Il reste encore énormément de chemin à parcourir pour atteindre une égalité hommes-femmes dans le monde du travail
Oui, on peut en écoutant Pauline Leroyer rêver d'un monde meilleur, plus juste et plus moral. Plus égalitaire aussi, puisqu'en dépit du congé paternité, elle n'en démord pas : "Il reste encore énormément de chemin à parcourir pour atteindre une égalité hommes-femmes dans le monde du travail". Et d'asséner quelques vérités : "On est fatiguées de devoir convaincre encore", lâche-t-elle, "mais c'est nécessaire et on continuera à le faire, dans la bonne humeur". "Le féminisme n'est pas l'inverse du machisme", rappelle-t-elle encore, "nous avons tous à gagner, hommes et femmes, à une construction plus équitable de la société". Pour Pauline, la loi des quotas en entreprise reste indispensable : "On n'a pas trouvé de meilleure solution", défend-elle, "en attendant on est obligées de démontrer le double, voire le triple des hommes, pour arriver à quoi que ce soit". De fait, c'est aux côtés d'une ex du groupe Renault, Maria Luisa de Contes, Présidente de Mujeres Avenir, qu'elle s'est de longue date à Madrid impliquée.
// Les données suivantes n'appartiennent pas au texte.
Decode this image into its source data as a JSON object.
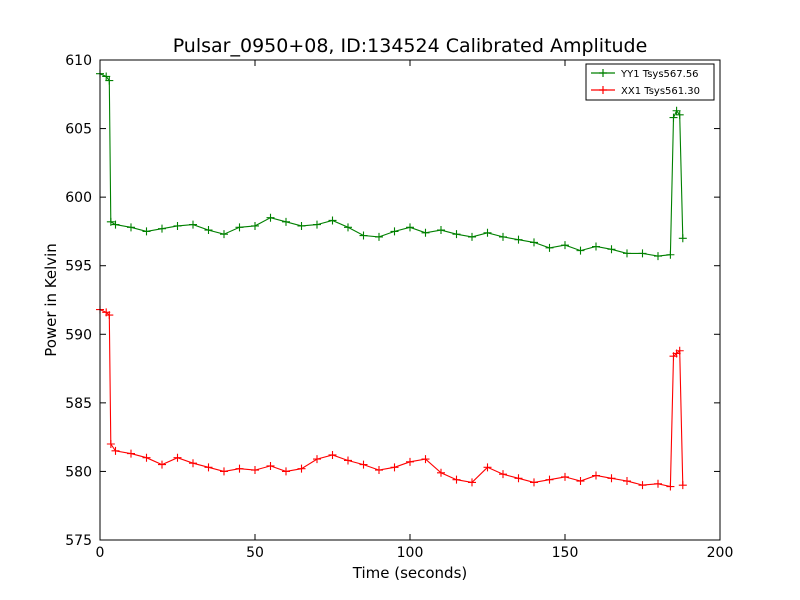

Et elle cite volontiers une autre ex de Renault, qui aura servi d'exemple à toute une génération de femmes, Odile Desforges, qui a terminé sa carrière comme directeur monde des ingénieries et de la qualité, comme si au sein du constructeur automobile français, un vent porteur d'égalitarisme soufflait depuis plusieurs années.
Profitant des alizées, Pauline a interrompu pendant près de 9 mois, sa carrière au sein de l'entreprise au losange, pour rallier en voilier la Bretagne, l'Espagne, le Cap Vert puis... les Caraïbes. Un rêve qui a donc pu se faire réalité et qui, tout comme la naissance de la petite Alba, aurait pu mettre un terme à sa carrière. Il n'en a rien été. "9 mois dans une vie professionnelle, ce n'est rien", tranche la juriste et batelière.
Mais qu'est-ce qui pousse une jeune juriste prometteuse à tout lâcher de la sorte ? Pas le ras-le-bol, ni la lassitude, en tous cas. "La vie professionnelle telle qu'on la concevait traditionnellement, ça n'existera bientôt plus", répond Pauline. Fini le boulot jusqu'à 60 ans puis les jours paisibles à la retraite. "On va travailler beaucoup plus tard et on sera beaucoup moins bien payés", assure-t-elle, "il est donc indispensable d'imaginer un autre rapport au travail, qui inclut une plus grande flexibilité". Et de conclure : "Pouvoir rentrer au terme de 9 mois d'absence et réincorporer mon poste, ça m'a énormément fidélisé à l'entreprise. Cela prouve vraiment qu'il existe une confiance réciproque".